The misconceptions revolving around depression from those who don’t have first hand experience, or at least know someone who does, drive me insane.
Depression does not mean you spend every waking moment sobbing your eyes out and hating everyone. Sure, there are those moments for some, but many times it’s not sadness—it’s an overwhelming sensation of being numb. Just numb.
It’s hard to explain to someone the feeling of nothing. Of having absolutely zero motivation. Eating, getting dressed, anything, seems pointless when it feels like you’re separated from the world around you.
While in the back of your mind you may know that this will end, that sooner or later you will be back to normal, whether through help from friends and family, medication, or it just fades and you can get back to normal life, that doesn’t matter. If you are under the impression that you’re drowning and there is no way to resurface, you stop fighting.

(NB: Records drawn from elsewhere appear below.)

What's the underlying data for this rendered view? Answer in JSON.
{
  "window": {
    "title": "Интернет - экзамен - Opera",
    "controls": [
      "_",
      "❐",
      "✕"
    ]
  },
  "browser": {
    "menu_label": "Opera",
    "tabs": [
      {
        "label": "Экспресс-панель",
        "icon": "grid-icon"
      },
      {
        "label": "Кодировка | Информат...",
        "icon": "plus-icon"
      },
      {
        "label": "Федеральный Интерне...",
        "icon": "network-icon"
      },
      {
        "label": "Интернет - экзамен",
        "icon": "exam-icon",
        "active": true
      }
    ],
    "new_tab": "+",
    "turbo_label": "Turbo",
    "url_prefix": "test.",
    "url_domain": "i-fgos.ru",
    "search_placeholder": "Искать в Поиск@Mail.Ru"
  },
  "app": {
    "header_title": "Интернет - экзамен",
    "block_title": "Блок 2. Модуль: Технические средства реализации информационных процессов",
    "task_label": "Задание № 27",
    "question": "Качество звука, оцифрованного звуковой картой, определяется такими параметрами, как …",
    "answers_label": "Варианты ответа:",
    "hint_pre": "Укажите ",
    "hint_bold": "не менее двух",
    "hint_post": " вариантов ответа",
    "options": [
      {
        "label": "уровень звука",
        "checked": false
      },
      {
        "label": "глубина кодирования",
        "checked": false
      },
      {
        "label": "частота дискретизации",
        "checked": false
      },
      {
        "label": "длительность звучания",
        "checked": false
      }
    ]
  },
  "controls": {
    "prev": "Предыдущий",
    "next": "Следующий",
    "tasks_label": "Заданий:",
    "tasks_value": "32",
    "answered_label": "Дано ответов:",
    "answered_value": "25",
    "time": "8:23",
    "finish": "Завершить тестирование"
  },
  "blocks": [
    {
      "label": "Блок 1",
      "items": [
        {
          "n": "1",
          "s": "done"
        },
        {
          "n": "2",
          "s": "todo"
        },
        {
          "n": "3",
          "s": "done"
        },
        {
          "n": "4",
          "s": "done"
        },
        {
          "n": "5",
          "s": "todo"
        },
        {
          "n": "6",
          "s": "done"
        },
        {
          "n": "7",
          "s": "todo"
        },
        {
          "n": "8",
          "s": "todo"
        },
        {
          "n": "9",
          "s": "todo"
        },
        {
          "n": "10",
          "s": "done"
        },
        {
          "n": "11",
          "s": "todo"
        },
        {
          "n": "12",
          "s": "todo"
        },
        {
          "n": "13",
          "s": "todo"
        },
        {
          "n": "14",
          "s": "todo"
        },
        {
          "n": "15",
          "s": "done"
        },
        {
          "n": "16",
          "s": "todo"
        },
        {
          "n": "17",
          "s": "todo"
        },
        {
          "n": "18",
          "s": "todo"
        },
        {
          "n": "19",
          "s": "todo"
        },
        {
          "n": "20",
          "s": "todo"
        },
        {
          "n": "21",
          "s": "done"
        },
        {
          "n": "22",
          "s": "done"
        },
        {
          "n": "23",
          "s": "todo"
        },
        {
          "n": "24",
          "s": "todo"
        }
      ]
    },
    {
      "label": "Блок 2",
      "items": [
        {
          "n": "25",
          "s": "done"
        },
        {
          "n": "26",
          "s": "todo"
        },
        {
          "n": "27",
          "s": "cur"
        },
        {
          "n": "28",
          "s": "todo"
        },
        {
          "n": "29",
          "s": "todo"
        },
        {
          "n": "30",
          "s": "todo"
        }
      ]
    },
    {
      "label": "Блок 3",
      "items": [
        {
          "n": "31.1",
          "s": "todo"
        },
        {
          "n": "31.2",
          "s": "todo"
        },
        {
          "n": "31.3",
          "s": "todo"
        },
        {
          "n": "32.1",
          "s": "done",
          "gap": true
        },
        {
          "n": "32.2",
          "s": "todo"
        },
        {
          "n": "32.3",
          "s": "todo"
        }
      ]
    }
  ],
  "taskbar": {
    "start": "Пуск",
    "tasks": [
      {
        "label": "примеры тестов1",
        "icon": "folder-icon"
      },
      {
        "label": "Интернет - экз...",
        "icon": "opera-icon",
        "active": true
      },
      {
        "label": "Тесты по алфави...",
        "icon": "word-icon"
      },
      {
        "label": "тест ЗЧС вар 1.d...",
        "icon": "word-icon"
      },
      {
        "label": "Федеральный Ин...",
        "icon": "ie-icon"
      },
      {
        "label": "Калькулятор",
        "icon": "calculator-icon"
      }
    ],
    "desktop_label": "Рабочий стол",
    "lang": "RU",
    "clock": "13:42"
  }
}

You just can’t bring yourself to care.
Maybe I’m crazy. Maybe my ranting is useless and no one will ever read this, I’m just typing away to myself. But if anyone does read this, and the water is pouring in, you’re losing the will to swim, I won’t ask you to try and stay afloat. That’s a task that is sometimes impossible. Let yourself drown if you must, but don’t close your eyes. Keep them open, because sooner or later, whether its a day, a month, years even, someone will find you. A search team always comes, and when they do, let them find you waiting, let them find a survivor, not a body.
I don’t always listen to my own advice. Even as I type this, a lot of it is to myself, trying to convince myself that what I say is true. But maybe you will. I hope you will.
Keep your eyes open. Wait. Just one more breath. One more. For me. For yourself. For hope.